If you’ve never lived in Malta, the impression given by its ‘no divorce’ stance is one of a very backward religious community, the contemporary version of the one portrayed in Nathaniel Hawthorne’s The Scarlet Letter. It is virtually impossible to convey to barranin that social reality in Malta is deeply at odds with this impression, and with the fact that there is no divorce. Maltese society today is hugely tolerant and accepting of other people’s personal lives, as long as those people are Maltese (foreigners are always suspect, however exemplary their lives). We have gone from being completely hidebound by the social rules, scared of what the parish priest and the neighbours will think, to a fully-fledged live-and-let-live philosophy. The only fly in our ointment is Gozo.

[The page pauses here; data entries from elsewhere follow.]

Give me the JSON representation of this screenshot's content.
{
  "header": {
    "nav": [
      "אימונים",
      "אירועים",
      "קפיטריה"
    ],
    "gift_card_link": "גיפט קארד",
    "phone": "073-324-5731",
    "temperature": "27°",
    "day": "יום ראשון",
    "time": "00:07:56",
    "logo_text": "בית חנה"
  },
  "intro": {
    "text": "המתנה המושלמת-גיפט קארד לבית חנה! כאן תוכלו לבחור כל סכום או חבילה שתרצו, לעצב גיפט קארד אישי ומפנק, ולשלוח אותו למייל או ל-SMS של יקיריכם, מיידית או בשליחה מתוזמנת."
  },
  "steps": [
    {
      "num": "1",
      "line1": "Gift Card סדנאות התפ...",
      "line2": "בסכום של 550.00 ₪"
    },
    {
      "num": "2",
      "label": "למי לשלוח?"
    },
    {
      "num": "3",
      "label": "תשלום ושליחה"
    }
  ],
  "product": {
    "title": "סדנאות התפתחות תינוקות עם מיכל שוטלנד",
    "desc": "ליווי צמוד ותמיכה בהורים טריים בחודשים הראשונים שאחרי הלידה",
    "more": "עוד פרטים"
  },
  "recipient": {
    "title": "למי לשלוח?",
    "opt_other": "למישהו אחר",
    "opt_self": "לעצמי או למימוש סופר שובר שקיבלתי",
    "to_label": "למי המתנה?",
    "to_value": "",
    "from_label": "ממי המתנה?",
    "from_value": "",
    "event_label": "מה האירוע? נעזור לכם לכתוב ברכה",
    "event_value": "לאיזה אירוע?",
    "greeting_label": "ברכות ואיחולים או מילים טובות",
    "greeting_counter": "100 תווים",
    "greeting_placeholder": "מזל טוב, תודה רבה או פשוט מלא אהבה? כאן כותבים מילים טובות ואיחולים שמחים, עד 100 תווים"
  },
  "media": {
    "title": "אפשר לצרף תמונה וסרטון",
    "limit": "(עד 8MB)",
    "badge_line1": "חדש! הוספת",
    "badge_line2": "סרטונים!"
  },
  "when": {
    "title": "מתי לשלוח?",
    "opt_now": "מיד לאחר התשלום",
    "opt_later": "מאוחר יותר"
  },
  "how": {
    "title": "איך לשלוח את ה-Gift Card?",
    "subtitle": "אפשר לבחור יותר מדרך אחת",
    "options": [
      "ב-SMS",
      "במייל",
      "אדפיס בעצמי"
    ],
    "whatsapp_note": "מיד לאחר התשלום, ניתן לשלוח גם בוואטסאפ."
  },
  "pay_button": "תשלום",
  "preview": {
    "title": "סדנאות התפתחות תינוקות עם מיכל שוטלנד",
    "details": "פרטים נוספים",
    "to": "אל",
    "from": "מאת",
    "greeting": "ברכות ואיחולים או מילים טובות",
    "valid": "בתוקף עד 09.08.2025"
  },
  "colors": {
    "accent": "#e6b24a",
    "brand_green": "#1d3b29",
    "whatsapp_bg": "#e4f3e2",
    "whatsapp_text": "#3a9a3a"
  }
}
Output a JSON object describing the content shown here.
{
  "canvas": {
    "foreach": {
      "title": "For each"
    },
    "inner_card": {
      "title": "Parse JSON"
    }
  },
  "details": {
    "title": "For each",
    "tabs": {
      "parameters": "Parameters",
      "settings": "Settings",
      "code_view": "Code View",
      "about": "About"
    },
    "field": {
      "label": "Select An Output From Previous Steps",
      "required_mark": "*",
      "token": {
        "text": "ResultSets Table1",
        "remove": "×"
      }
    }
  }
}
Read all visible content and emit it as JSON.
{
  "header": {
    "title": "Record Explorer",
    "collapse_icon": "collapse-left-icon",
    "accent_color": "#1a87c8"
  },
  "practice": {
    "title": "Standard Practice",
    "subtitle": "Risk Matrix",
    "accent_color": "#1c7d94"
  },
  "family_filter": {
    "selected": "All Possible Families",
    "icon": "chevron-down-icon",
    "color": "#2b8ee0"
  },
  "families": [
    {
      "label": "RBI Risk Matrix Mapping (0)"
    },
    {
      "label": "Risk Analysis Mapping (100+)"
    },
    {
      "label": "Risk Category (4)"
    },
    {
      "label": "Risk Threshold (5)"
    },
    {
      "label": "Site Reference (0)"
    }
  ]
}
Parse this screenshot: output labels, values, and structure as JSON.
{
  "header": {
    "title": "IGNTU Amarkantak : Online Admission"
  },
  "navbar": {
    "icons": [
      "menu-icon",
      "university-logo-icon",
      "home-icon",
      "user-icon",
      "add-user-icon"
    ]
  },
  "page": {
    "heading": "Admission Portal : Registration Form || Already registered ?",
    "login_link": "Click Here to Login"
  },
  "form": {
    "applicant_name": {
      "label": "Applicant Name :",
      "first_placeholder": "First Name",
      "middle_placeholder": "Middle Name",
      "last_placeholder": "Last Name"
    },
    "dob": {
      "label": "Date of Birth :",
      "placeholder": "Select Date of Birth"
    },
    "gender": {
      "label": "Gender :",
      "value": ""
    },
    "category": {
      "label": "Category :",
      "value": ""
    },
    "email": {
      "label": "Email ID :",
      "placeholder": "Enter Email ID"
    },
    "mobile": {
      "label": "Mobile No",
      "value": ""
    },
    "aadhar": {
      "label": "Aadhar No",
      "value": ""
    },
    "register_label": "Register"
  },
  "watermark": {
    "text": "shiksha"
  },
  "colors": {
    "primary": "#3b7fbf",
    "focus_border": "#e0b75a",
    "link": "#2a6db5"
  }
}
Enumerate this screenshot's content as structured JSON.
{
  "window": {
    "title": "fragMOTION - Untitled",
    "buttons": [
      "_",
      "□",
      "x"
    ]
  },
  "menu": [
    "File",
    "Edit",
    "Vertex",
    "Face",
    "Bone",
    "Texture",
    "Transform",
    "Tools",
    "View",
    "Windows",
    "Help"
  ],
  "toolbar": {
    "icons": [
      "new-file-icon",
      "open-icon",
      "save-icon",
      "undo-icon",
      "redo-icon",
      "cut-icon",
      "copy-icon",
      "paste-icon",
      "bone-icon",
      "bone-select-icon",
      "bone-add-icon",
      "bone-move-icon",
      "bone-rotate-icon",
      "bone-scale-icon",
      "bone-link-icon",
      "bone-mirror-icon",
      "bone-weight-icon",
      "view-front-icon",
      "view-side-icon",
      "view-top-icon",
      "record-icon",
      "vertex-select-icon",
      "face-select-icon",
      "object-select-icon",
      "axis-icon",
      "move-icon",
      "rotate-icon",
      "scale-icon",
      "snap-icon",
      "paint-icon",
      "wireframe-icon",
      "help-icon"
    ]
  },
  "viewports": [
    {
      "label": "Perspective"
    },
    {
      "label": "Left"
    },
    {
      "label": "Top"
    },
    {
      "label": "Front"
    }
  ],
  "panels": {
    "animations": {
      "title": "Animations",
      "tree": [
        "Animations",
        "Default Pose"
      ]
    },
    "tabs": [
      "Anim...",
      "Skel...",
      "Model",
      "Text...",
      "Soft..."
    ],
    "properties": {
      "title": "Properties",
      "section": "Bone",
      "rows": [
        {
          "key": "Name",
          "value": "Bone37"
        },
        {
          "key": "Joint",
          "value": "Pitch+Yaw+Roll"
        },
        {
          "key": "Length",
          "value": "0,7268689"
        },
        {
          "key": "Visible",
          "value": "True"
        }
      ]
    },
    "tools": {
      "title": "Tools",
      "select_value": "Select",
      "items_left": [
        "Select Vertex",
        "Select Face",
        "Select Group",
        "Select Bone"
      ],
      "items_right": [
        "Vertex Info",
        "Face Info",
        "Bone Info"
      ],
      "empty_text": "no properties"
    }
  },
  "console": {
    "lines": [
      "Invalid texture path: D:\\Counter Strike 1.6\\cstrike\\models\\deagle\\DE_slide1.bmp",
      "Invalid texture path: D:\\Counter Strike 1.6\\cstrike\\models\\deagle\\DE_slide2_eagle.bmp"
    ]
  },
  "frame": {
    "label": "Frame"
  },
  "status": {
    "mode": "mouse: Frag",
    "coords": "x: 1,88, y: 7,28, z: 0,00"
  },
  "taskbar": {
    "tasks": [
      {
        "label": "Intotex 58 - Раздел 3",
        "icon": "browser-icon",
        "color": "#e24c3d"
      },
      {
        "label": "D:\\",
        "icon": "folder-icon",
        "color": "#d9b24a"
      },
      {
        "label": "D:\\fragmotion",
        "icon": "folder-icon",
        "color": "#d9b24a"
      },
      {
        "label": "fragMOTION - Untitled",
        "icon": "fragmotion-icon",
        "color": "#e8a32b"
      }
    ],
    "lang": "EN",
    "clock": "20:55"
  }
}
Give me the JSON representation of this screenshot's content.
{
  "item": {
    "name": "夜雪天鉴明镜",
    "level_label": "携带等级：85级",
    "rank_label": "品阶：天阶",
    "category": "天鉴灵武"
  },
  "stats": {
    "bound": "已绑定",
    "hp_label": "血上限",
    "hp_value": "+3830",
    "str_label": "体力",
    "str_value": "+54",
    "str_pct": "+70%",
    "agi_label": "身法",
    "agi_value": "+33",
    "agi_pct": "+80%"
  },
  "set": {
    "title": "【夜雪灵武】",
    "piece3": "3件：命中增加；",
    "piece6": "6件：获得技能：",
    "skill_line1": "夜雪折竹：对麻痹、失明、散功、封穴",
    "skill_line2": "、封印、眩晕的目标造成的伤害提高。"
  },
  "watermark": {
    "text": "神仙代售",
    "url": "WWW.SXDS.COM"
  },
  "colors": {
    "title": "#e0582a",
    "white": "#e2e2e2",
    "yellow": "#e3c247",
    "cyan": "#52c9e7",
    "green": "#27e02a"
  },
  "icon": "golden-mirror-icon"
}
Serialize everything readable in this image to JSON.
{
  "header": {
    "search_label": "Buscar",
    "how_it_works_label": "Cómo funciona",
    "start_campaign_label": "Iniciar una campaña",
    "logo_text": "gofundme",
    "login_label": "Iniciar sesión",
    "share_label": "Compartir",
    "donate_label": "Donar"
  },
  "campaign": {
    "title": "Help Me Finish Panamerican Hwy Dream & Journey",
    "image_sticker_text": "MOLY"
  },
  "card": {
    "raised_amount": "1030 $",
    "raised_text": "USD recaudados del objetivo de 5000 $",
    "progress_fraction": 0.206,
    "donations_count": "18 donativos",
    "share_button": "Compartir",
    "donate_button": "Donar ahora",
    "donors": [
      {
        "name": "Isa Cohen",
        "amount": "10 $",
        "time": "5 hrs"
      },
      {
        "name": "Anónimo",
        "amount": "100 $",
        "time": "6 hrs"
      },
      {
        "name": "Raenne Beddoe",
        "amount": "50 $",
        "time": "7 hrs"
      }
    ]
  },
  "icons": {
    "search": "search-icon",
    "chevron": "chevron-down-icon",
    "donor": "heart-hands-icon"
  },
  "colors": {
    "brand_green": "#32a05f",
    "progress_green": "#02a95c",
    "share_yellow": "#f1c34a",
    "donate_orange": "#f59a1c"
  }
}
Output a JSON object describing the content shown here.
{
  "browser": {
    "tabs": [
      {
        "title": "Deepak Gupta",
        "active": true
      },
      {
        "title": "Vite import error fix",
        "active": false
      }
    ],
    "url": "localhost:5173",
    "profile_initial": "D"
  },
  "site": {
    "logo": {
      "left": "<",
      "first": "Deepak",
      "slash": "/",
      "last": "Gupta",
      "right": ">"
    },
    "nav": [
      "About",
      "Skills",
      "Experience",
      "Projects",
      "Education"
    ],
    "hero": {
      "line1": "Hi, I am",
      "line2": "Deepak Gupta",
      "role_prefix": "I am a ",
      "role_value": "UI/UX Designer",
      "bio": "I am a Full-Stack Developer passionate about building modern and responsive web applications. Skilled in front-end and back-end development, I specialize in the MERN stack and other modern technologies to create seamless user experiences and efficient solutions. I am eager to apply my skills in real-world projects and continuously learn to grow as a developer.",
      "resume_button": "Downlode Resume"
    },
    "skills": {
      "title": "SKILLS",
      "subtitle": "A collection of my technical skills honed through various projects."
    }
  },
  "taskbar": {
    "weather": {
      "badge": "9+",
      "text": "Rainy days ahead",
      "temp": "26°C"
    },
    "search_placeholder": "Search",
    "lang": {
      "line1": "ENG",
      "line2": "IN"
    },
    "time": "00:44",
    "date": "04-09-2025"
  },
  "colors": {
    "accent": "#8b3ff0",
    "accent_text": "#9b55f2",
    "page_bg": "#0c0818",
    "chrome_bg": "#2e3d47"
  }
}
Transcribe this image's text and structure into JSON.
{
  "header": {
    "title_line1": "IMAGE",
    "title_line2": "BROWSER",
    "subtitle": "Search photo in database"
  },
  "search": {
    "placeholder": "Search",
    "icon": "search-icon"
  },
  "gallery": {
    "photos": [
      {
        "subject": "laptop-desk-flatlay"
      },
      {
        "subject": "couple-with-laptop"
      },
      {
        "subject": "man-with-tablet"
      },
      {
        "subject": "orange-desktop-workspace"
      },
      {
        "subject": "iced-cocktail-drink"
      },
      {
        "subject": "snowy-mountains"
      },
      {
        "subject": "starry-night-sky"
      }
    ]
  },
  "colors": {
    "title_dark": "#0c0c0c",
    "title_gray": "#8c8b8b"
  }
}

The homosexual men of my generation left Malta to be able to live their lives, constructed elaborate cover-ups including marriage, or just stayed in the closet until they were in their 30s or 40s. Many homosexual women didn’t know what was going on, and because most girls in those days didn’t have a sexual relationship with their boyfriends before they had a wedding ring on their finger, they didn’t find out until it was too late why they didn’t feel any interest in sex during their six-year engagement. Their poor husbands, on the other hand, found out that the reason they were fought off so assiduously in the back of the car was not because of virtue, but because of an absolute dearth of sexual attraction.

Now gay sons visit their parents for Sunday lunch with their boyfriends, and gay women set up home together. The parents don’t care what the neighbours think because the neighbours probably have a gay son too. Babies conceived before marriage are no longer accidents to be covered up by quick weddings or abortions in Catania and London. They are planned by women in their late 30s who have given up on the thought of ever being married, who don’t want to get married, or who can’t marry the father because one of them is already married to somebody else. Even if the pregnancy is an accident, the baby is a source of pride and joy. Proud grandparents are so thrilled to have a grandchild – grandchildren being increasingly rare – that they don’t give a damn about the circumstances in which it was conceived and born. Maltese women are still having abortions in London and Catania, but not because they are ashamed of their pregnancy.

Twenty years ago, marriages didn’t break up as often as they do now because to be a separata was to suffer social stigmatisation. A woman who left her husband was a whore; a woman who was left by him was a sacrificial victim, a jahasra, doomed to a social life of morning Mass and the parish council, and perceived as a threat by other women because she might tempt their husbands. Now men and women leave their spouses, set up home with others and have more children, and no one blinks. No one bothers, because the social controls of shame, vicious gossip, and fear of the Church and what the neighbours think has gone right of the window – and what a relief that is.

And still, we have no divorce. No wonder those who don’t live here can’t believe the dichotomy between this odd fact, and the reality of life in Malta.

* * *

It should tell the government something that the only organisation to unreservedly applaud its stance against the EU move on divorce was the Republican National Alliance, or ANR. “A government’s first duty is the protection of its society and as long as the absolute majority of the Maltese do not want the legalisation of divorce, then it is the government’s duty to make sure it is not introduced, especially through undemocratic means.” I had to read this sentence twice, because it is ambiguous. Is the ANR encouraging the government to use undemocratic means to prevent divorce legislation, or is its grammar as skewed as its thinking? Either way, praise from the ANR is no praise at all.